Francis Bible Schulte was born Dec. 23, 1926, in Philadelphia. He was ordained to the priesthood May 10, 1952, and from 1960 to 1970 was assistant superintendent of Catholic schools in Philadelphia and then as superintendent 1970 to 1980.

He was ordained auxiliary bishop of Philadelphia in 1981 and was appointed bishop of Wheeling-Charleston, West Virginia, in 1985. He was named to succeed New Orleans Archbishop Philip M. Hannan Dec. 13, 1988, and was installed Feb. 14, 1989.

A year after Archbishop Alfred C. Hughes was appointed coadjutor archbishop of New Orleans in 2001, Archbishop Schulte officially retired Jan. 3, 2002. Archbishop Hughes immediately succeeded him.

“I don’t think there was a time in my life before ordination that I was not thinking of the priesthood,” Archbishop Schulte said in a 2002 interview with the Clarion Herald upon his 50th anniversary of ordination to the priesthood and retirement as archbishop. “From a young age, it was always there,” he told the New Orleans archdiocesan newspaper.

Archbishop Schulte grew up in Philadelphia as an only child. His father, who ran the family pharmacy, died when Frank was only 11. His mother, Katharine Bible Schulte, named for Philadelphia heiress St. Katharine Drexel, who founded Xavier University of Louisiana, imbued in him a love for the church.

Archbishop Schulte said one of the highlights of his tenure was proclaiming to Pope John Paul II the virtues of Redemptorist Father Francis Xavier Seelos, a Civil War-era preacher and confessor who was beatified in St. Peter’s Square in 2000. Blessed Seelos died of yellow fever in New Orleans in 1867 while ministering to the German Catholic immigrants.

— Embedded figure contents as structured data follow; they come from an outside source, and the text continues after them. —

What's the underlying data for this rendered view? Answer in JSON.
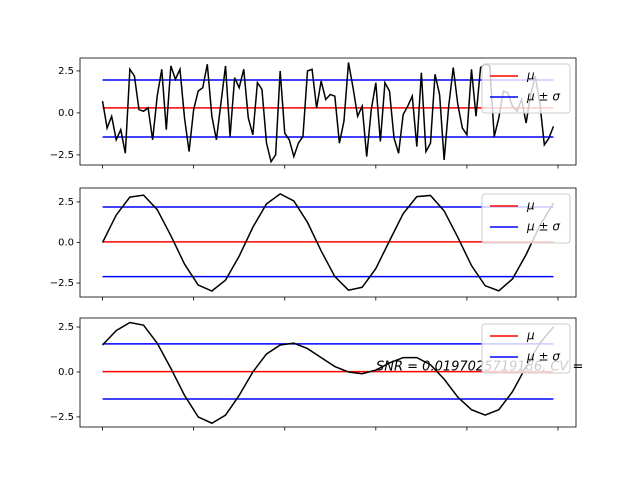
{
  "chart_data": [
    {
      "type": "line",
      "xlim": [
        -4.95,
        103.95
      ],
      "xticks": [
        0,
        20,
        40,
        60,
        80,
        100
      ],
      "ylim": [
        -3.1,
        3.27
      ],
      "yticks": [
        {
          "value": 2.5,
          "label": "2.5"
        },
        {
          "value": 0,
          "label": "0.0"
        },
        {
          "value": -2.5,
          "label": "−2.5"
        }
      ],
      "legend": "upper right",
      "series": [
        {
          "color": "#000000",
          "values": [
            0.7,
            -0.9,
            -0.2,
            -1.6,
            -1.0,
            -2.4,
            2.6,
            2.2,
            0.2,
            0.1,
            0.3,
            -1.6,
            1.0,
            2.6,
            -1.0,
            2.8,
            2.0,
            2.6,
            -0.3,
            -2.3,
            0.2,
            1.3,
            1.5,
            2.9,
            -0.2,
            -1.6,
            0.6,
            2.8,
            -1.4,
            2.1,
            1.5,
            2.6,
            -0.3,
            -1.3,
            1.8,
            1.4,
            -1.8,
            -2.9,
            -2.5,
            2.5,
            -1.2,
            -1.6,
            -2.6,
            -1.8,
            -1.4,
            2.5,
            2.6,
            0.3,
            1.9,
            0.8,
            1.1,
            1.0,
            -1.8,
            -0.5,
            3.0,
            1.5,
            -0.2,
            0.4,
            -2.6,
            0.2,
            1.8,
            -1.7,
            1.8,
            1.3,
            -1.5,
            -2.4,
            -0.1,
            0.4,
            1.0,
            -2.0,
            2.4,
            -2.3,
            -1.8,
            2.3,
            1.1,
            -2.8,
            0.4,
            2.7,
            0.5,
            -0.9,
            -1.3,
            2.6,
            -0.2,
            2.7,
            2.9,
            2.8,
            -1.4,
            -0.3,
            1.3,
            1.2,
            0.4,
            0.1,
            0.8,
            -0.6,
            1.1,
            2.2,
            0.6,
            -1.9,
            -1.5,
            -0.8
          ]
        }
      ],
      "hlines": [
        {
          "name": "μ",
          "color": "#ff0000",
          "values": [
            0.3
          ]
        },
        {
          "name": "μ ± σ",
          "color": "#0000ff",
          "values": [
            1.96,
            -1.43
          ]
        }
      ],
      "hline_x": [
        0,
        99
      ]
    },
    {
      "type": "line",
      "xlim": [
        -4.95,
        103.95
      ],
      "xticks": [
        0,
        20,
        40,
        60,
        80,
        100
      ],
      "ylim": [
        -3.36,
        3.36
      ],
      "yticks": [
        {
          "value": 2.5,
          "label": "2.5"
        },
        {
          "value": 0,
          "label": "0.0"
        },
        {
          "value": -2.5,
          "label": "−2.5"
        }
      ],
      "legend": "upper right",
      "series": [
        {
          "color": "#000000",
          "x": [
            0,
            3,
            6,
            9,
            12,
            15,
            18,
            21,
            24,
            27,
            30,
            33,
            36,
            39,
            42,
            45,
            48,
            51,
            54,
            57,
            60,
            63,
            66,
            69,
            72,
            75,
            78,
            81,
            84,
            87,
            90,
            93,
            96,
            99
          ],
          "values": [
            0,
            1.69,
            2.8,
            2.92,
            2.03,
            0.42,
            -1.33,
            -2.62,
            -2.99,
            -2.32,
            -0.84,
            0.94,
            2.38,
            3.0,
            2.56,
            1.24,
            -0.52,
            -2.1,
            -2.94,
            -2.76,
            -1.61,
            0.1,
            1.78,
            2.83,
            2.9,
            1.95,
            0.32,
            -1.42,
            -2.66,
            -2.98,
            -2.25,
            -0.74,
            1.03,
            2.42
          ]
        }
      ],
      "hlines": [
        {
          "name": "μ",
          "color": "#ff0000",
          "values": [
            0.04
          ]
        },
        {
          "name": "μ ± σ",
          "color": "#0000ff",
          "values": [
            2.19,
            -2.1
          ]
        }
      ],
      "hline_x": [
        0,
        99
      ]
    },
    {
      "type": "line",
      "xlim": [
        -4.95,
        103.95
      ],
      "xticks": [
        0,
        20,
        40,
        60,
        80,
        100
      ],
      "ylim": [
        -3.06,
        3.0
      ],
      "yticks": [
        {
          "value": 2.5,
          "label": "2.5"
        },
        {
          "value": 0,
          "label": "0.0"
        },
        {
          "value": -2.5,
          "label": "−2.5"
        }
      ],
      "legend": "upper right",
      "annotation": "SNR = 0.0197025719186, CV =",
      "series": [
        {
          "color": "#000000",
          "x": [
            0,
            3,
            6,
            9,
            12,
            15,
            18,
            21,
            24,
            27,
            30,
            33,
            36,
            39,
            42,
            45,
            48,
            51,
            54,
            57,
            60,
            63,
            66,
            69,
            72,
            75,
            78,
            81,
            84,
            87,
            90,
            93,
            96,
            99
          ],
          "values": [
            1.5,
            2.3,
            2.75,
            2.6,
            1.6,
            0.2,
            -1.3,
            -2.5,
            -2.85,
            -2.4,
            -1.3,
            0.0,
            1.0,
            1.5,
            1.6,
            1.3,
            0.8,
            0.3,
            0.0,
            -0.1,
            0.1,
            0.5,
            0.8,
            0.8,
            0.4,
            -0.4,
            -1.4,
            -2.1,
            -2.4,
            -2.1,
            -1.1,
            0.3,
            1.6,
            2.5
          ]
        }
      ],
      "hlines": [
        {
          "name": "μ",
          "color": "#ff0000",
          "values": [
            0.02
          ]
        },
        {
          "name": "μ ± σ",
          "color": "#0000ff",
          "values": [
            1.56,
            -1.5
          ]
        }
      ],
      "hline_x": [
        0,
        99
      ]
    }
  ]
}
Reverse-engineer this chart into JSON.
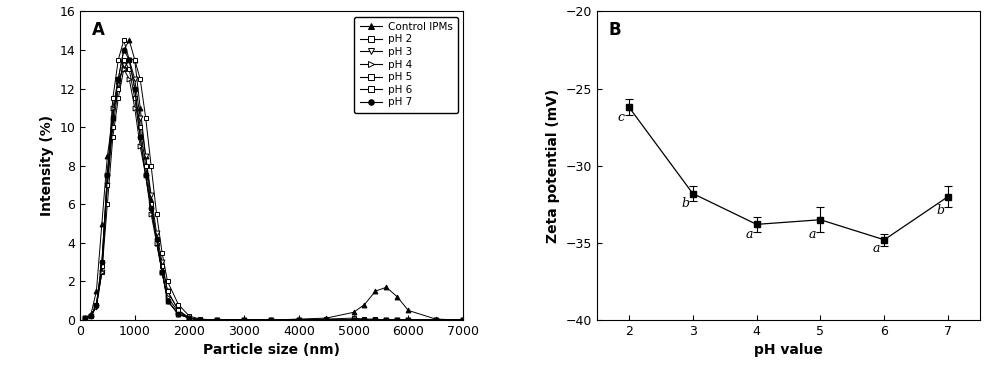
{
  "panel_A_label": "A",
  "panel_B_label": "B",
  "xlabel_A": "Particle size (nm)",
  "ylabel_A": "Intensity (%)",
  "xlabel_B": "pH value",
  "ylabel_B": "Zeta potential (mV)",
  "xlim_A": [
    0,
    7000
  ],
  "ylim_A": [
    0,
    16
  ],
  "xlim_B": [
    1.5,
    7.5
  ],
  "ylim_B": [
    -40,
    -20
  ],
  "xticks_A": [
    0,
    1000,
    2000,
    3000,
    4000,
    5000,
    6000,
    7000
  ],
  "yticks_A": [
    0,
    2,
    4,
    6,
    8,
    10,
    12,
    14,
    16
  ],
  "xticks_B": [
    2,
    3,
    4,
    5,
    6,
    7
  ],
  "yticks_B": [
    -40,
    -35,
    -30,
    -25,
    -20
  ],
  "legend_labels": [
    "Control IPMs",
    "pH 2",
    "pH 3",
    "pH 4",
    "pH 5",
    "pH 6",
    "pH 7"
  ],
  "marker_styles": [
    "^",
    "s",
    "v",
    "^",
    "s",
    "s",
    "o"
  ],
  "marker_filled": [
    true,
    false,
    false,
    false,
    false,
    false,
    true
  ],
  "control_x": [
    100,
    200,
    300,
    400,
    500,
    600,
    700,
    800,
    900,
    1000,
    1100,
    1200,
    1300,
    1400,
    1500,
    1600,
    1800,
    2000,
    2200,
    2500,
    3000,
    3500,
    4000,
    4500,
    5000,
    5200,
    5400,
    5600,
    5800,
    6000,
    6500,
    7000
  ],
  "control_y": [
    0.1,
    0.3,
    1.5,
    5.0,
    8.5,
    10.5,
    12.5,
    14.0,
    14.5,
    13.5,
    11.0,
    8.5,
    6.2,
    4.0,
    2.5,
    1.0,
    0.3,
    0.1,
    0.0,
    0.0,
    0.0,
    0.0,
    0.05,
    0.1,
    0.4,
    0.8,
    1.5,
    1.7,
    1.2,
    0.5,
    0.05,
    0.0
  ],
  "pH2_x": [
    100,
    200,
    300,
    400,
    500,
    600,
    700,
    800,
    900,
    1000,
    1100,
    1200,
    1300,
    1400,
    1500,
    1600,
    1800,
    2000,
    2200,
    2500,
    3000,
    3500,
    4000,
    4500,
    5000,
    5200,
    5400,
    5600,
    5800,
    6000,
    6500,
    7000
  ],
  "pH2_y": [
    0.1,
    0.2,
    0.8,
    2.5,
    6.0,
    9.5,
    11.5,
    13.0,
    13.5,
    13.5,
    12.5,
    10.5,
    8.0,
    5.5,
    3.5,
    2.0,
    0.8,
    0.2,
    0.05,
    0.0,
    0.0,
    0.0,
    0.0,
    0.05,
    0.1,
    0.05,
    0.05,
    0.0,
    0.0,
    0.0,
    0.0,
    0.0
  ],
  "pH3_x": [
    100,
    200,
    300,
    400,
    500,
    600,
    700,
    800,
    900,
    1000,
    1100,
    1200,
    1300,
    1400,
    1500,
    1600,
    1800,
    2000,
    2200,
    2500,
    3000,
    3500,
    4000,
    4500,
    5000,
    5200,
    5400,
    5600,
    5800,
    6000,
    6500,
    7000
  ],
  "pH3_y": [
    0.1,
    0.2,
    0.7,
    2.5,
    7.0,
    10.5,
    12.2,
    13.2,
    13.5,
    12.5,
    10.5,
    8.5,
    6.5,
    4.5,
    3.0,
    1.5,
    0.5,
    0.1,
    0.0,
    0.0,
    0.0,
    0.0,
    0.0,
    0.0,
    0.0,
    0.0,
    0.0,
    0.0,
    0.0,
    0.0,
    0.0,
    0.0
  ],
  "pH4_x": [
    100,
    200,
    300,
    400,
    500,
    600,
    700,
    800,
    900,
    1000,
    1100,
    1200,
    1300,
    1400,
    1500,
    1600,
    1800,
    2000,
    2200,
    2500,
    3000,
    3500,
    4000,
    4500,
    5000,
    5200,
    5400,
    5600,
    5800,
    6000,
    6500,
    7000
  ],
  "pH4_y": [
    0.1,
    0.2,
    0.7,
    2.5,
    7.5,
    11.0,
    12.5,
    13.0,
    12.5,
    11.0,
    9.0,
    7.5,
    5.5,
    4.0,
    2.5,
    1.2,
    0.4,
    0.1,
    0.0,
    0.0,
    0.0,
    0.0,
    0.0,
    0.0,
    0.0,
    0.0,
    0.0,
    0.0,
    0.0,
    0.0,
    0.0,
    0.0
  ],
  "pH5_x": [
    100,
    200,
    300,
    400,
    500,
    600,
    700,
    800,
    900,
    1000,
    1100,
    1200,
    1300,
    1400,
    1500,
    1600,
    1800,
    2000,
    2200,
    2500,
    3000,
    3500,
    4000,
    4500,
    5000,
    5200,
    5400,
    5600,
    5800,
    6000,
    6500,
    7000
  ],
  "pH5_y": [
    0.1,
    0.2,
    0.8,
    2.8,
    7.0,
    10.0,
    12.0,
    13.5,
    13.0,
    11.5,
    9.5,
    7.5,
    5.8,
    4.2,
    2.8,
    1.5,
    0.5,
    0.1,
    0.0,
    0.0,
    0.0,
    0.0,
    0.0,
    0.0,
    0.0,
    0.0,
    0.0,
    0.0,
    0.0,
    0.0,
    0.0,
    0.0
  ],
  "pH6_x": [
    100,
    200,
    300,
    400,
    500,
    600,
    700,
    800,
    900,
    1000,
    1100,
    1200,
    1300,
    1400,
    1500,
    1600,
    1800,
    2000,
    2200,
    2500,
    3000,
    3500,
    4000,
    4500,
    5000,
    5200,
    5400,
    5600,
    5800,
    6000,
    6500,
    7000
  ],
  "pH6_y": [
    0.1,
    0.2,
    0.8,
    3.0,
    7.5,
    11.5,
    13.5,
    14.5,
    13.5,
    12.0,
    10.0,
    8.0,
    6.0,
    4.2,
    2.5,
    1.0,
    0.3,
    0.1,
    0.0,
    0.0,
    0.0,
    0.0,
    0.0,
    0.0,
    0.0,
    0.0,
    0.0,
    0.0,
    0.0,
    0.0,
    0.0,
    0.0
  ],
  "pH7_x": [
    100,
    200,
    300,
    400,
    500,
    600,
    700,
    800,
    900,
    1000,
    1100,
    1200,
    1300,
    1400,
    1500,
    1600,
    1800,
    2000,
    2200,
    2500,
    3000,
    3500,
    4000,
    4500,
    5000,
    5200,
    5400,
    5600,
    5800,
    6000,
    6500,
    7000
  ],
  "pH7_y": [
    0.1,
    0.2,
    0.8,
    3.0,
    7.5,
    10.5,
    12.5,
    14.0,
    13.5,
    12.0,
    9.5,
    7.5,
    5.8,
    4.2,
    2.5,
    1.0,
    0.3,
    0.1,
    0.0,
    0.0,
    0.0,
    0.0,
    0.0,
    0.0,
    0.0,
    0.0,
    0.0,
    0.0,
    0.0,
    0.0,
    0.0,
    0.0
  ],
  "pH_values": [
    2,
    3,
    4,
    5,
    6,
    7
  ],
  "zeta_mean": [
    -26.2,
    -31.8,
    -33.8,
    -33.5,
    -34.8,
    -32.0
  ],
  "zeta_err": [
    0.5,
    0.5,
    0.5,
    0.8,
    0.4,
    0.7
  ],
  "zeta_letters": [
    "c",
    "b",
    "a",
    "a",
    "a",
    "b"
  ],
  "zeta_letter_above": [
    true,
    true,
    true,
    true,
    true,
    true
  ],
  "bg_color": "#ffffff"
}
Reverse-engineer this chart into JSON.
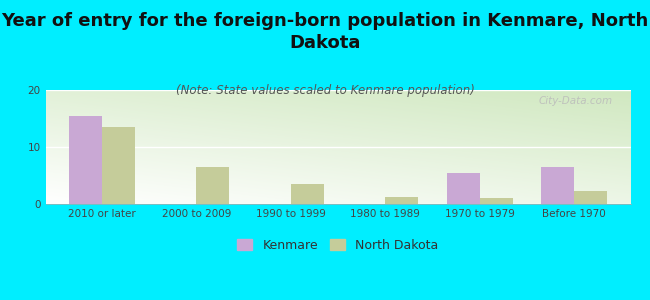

Archbishop Hughes said Archbishop Schulte’s biggest contribution to the Archdiocese of New Orleans was “to bring an organizational structure to the archdiocese. He was very consultative, and he introduced consultative bodies as genuine consultative bodies. He developed the cabinet structure. That basic structure I inherited and did very little tweaking of it.”